A Confession of my Foolishness in our Marriage

This is literally what I did to my husband all weekend.


I complained.
I yelled.
I exaggerated things.
I brought out his faults and imperfections.
I saw negativity in every word and every act of his.

I literally made a big deal out of NOTHING.
I turned the loving atmosphere of our marriage and home into that of anger and tension.

I caused him suffering.
And I caused myself suffering.
For no reason at all.

Hormones?
Foolishness?
Anger issues?
Stress?

I have no idea what happened.

I just know that everything he said hurt me or irritated me
And I just kept fueling the fire of my anger with exaggerating the meaning of his words in my head...
And drowning in my own misery by feeding myself with false thoughts about my husband.

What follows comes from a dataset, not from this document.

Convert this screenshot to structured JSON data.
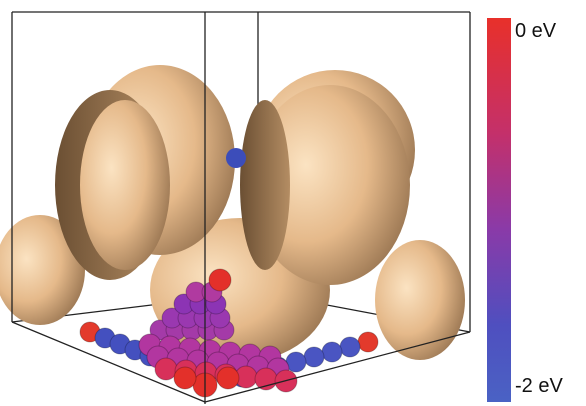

I am suspecting it was either due to a build up of stress and tension over the last few weeks (Work and School related)

OR

Because for the past few months I have been bearing the cross of loneliness in our marriage (working on opposite schedules aka husband working nightshifts) and kind of hiding all those feelings of loneliness and sadness as well as the fear of us growing apart inside.

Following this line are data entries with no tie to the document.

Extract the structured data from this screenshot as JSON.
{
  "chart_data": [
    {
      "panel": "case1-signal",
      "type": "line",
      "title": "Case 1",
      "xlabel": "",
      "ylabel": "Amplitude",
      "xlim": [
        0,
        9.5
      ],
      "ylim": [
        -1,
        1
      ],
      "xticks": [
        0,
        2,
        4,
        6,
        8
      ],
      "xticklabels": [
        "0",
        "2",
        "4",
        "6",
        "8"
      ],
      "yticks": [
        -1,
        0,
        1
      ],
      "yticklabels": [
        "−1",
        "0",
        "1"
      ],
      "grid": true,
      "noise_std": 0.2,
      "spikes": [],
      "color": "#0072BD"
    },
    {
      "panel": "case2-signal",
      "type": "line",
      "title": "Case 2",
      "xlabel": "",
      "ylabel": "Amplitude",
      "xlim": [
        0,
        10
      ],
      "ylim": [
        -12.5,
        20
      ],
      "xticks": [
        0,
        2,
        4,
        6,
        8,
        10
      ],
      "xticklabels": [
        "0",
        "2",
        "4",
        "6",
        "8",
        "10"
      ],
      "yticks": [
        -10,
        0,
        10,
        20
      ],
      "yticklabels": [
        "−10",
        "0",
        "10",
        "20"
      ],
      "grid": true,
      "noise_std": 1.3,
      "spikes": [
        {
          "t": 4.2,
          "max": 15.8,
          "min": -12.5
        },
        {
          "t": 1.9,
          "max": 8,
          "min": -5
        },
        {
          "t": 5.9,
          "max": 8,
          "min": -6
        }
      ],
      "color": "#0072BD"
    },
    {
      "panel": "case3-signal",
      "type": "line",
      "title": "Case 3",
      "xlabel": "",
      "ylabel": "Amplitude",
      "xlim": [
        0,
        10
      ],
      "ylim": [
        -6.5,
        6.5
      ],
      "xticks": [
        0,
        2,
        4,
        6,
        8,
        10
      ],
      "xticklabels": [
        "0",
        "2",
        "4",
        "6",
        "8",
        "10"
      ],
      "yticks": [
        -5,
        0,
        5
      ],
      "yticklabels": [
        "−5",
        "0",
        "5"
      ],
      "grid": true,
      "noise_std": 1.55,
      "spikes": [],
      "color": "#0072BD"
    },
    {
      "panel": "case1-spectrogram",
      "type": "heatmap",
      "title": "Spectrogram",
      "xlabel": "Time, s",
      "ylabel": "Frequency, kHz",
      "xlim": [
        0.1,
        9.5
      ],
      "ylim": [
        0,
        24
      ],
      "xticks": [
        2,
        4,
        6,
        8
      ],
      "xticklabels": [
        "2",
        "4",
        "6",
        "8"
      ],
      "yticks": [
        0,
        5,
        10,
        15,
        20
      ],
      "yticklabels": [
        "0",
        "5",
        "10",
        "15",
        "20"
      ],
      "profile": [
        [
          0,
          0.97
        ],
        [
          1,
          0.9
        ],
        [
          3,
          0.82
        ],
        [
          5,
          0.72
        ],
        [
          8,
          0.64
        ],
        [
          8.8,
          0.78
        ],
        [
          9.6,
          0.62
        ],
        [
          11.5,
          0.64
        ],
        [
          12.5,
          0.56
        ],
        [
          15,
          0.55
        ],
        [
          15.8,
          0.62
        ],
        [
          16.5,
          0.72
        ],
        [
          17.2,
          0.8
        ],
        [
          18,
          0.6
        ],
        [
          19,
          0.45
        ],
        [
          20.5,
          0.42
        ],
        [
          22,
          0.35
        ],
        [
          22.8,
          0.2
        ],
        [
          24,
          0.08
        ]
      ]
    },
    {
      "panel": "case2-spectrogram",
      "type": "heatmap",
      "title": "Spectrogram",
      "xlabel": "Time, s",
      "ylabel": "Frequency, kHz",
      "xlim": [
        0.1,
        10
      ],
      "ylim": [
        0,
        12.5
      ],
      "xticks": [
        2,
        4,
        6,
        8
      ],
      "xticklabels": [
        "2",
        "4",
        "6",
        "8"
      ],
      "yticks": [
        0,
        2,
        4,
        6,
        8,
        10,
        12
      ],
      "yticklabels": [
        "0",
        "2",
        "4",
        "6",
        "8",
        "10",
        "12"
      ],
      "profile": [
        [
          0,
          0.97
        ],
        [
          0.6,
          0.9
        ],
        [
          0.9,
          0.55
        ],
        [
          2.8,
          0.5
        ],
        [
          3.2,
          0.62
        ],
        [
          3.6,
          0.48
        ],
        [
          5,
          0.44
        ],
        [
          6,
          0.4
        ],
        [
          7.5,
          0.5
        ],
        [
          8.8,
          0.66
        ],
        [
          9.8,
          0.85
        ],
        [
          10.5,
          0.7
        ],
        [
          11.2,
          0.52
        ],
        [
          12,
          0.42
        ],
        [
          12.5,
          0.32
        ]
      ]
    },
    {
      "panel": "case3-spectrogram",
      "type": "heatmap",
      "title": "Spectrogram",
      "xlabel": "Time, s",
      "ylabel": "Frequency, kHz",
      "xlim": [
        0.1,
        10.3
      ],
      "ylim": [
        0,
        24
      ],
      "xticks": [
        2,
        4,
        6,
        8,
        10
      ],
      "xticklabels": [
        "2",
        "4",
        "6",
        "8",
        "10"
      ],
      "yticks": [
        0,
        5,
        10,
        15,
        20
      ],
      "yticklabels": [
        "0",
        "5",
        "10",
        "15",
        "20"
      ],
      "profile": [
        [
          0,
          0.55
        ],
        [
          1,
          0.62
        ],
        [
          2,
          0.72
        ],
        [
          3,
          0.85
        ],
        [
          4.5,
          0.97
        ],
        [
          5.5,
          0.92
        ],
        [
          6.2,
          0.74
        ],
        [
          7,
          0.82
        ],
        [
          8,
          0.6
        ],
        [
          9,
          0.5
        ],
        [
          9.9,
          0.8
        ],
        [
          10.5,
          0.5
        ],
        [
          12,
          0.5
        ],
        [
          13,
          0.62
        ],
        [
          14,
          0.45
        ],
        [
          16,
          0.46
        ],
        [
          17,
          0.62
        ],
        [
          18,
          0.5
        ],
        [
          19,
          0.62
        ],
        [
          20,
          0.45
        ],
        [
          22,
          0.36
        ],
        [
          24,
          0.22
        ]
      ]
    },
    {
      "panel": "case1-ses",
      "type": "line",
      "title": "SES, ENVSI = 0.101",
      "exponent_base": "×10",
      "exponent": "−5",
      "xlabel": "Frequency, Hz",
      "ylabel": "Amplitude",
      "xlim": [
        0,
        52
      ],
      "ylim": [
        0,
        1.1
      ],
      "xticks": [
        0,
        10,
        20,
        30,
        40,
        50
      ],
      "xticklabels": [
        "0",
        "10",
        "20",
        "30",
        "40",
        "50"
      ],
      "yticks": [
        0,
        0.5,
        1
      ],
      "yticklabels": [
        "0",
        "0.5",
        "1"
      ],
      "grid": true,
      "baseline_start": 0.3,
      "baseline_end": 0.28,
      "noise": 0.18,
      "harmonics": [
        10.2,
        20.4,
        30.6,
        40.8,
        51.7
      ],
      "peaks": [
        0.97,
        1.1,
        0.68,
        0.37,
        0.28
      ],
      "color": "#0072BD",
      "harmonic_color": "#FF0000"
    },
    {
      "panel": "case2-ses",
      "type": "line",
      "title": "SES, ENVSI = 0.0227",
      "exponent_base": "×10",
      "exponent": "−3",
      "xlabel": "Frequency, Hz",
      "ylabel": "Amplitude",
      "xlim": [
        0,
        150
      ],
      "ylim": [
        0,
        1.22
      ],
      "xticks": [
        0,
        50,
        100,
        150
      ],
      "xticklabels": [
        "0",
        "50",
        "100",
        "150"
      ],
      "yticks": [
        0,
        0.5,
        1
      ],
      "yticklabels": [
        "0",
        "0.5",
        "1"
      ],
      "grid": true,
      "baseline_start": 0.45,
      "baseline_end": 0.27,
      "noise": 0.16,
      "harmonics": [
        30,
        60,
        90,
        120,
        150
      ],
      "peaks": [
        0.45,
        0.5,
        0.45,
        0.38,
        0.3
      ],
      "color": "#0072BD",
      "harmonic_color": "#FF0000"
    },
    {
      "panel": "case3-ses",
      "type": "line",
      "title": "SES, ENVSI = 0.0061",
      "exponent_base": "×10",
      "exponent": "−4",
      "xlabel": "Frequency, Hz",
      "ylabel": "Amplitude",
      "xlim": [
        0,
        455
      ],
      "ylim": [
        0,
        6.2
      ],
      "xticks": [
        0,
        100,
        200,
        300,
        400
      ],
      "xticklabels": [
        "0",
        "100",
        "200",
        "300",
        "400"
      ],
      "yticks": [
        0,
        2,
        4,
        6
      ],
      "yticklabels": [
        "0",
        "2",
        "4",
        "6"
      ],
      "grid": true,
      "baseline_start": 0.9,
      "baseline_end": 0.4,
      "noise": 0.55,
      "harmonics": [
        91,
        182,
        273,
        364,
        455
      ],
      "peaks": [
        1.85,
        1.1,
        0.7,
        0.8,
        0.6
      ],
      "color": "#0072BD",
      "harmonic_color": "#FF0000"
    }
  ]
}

And the first weekend in a while that we were going to spend together....and BOOM! I just exploded and all of this "stuff" started coming out of me. But instead of baring my soul to the one I love...I took it all out on him.

Next time I will keep this in mind:
Definition of Love. 1 Corinthians 13.

Sorry Lord. Now I know what I have done. MEA CULPA.

I used to do that a lot back in the early stages of our relationship. Then as I grew in my faith, I got good about letting go and letting God take over...and about not worrying about small stupid meaningless things. I learned to  offer everything up to God. Whatever was causing me pain, whatever was scaring me, whatever was giving me that tight feeling in my throat at the thought of it... whatever fault/behavior of my beloved was irritating or hurting me...I learned to offer it up to the Lord and let Him handle it. And I waited for Him to act..without me freaking out, overreacting, hurting someone, feeding my own ego by blaming everything on the other person.

I passed that test.

But every once in a while, God makes us retake the same test again...to make sure we didn't forget...to make sure we are still faithful in this particular area....to make sure we still remember what He taught us through our previous trials and tribulations.

And the unexpected re-take of that test came this past weekend. And I totally failed.

What a fool I am.

But...lesson [re]learned.

1 comment:

  1. I totally relate to this. I think often the devil who wants our marriages to fail uses our weakness, tiredness, hormonal shifts, to cause hurt. For my husband and I, it often happens when we are about to have a special evening together. We are learning to pray even silently in those moments before we fight. But it is so slow and hard to learn these lessons! Thanks for sharing that you are also walking this road.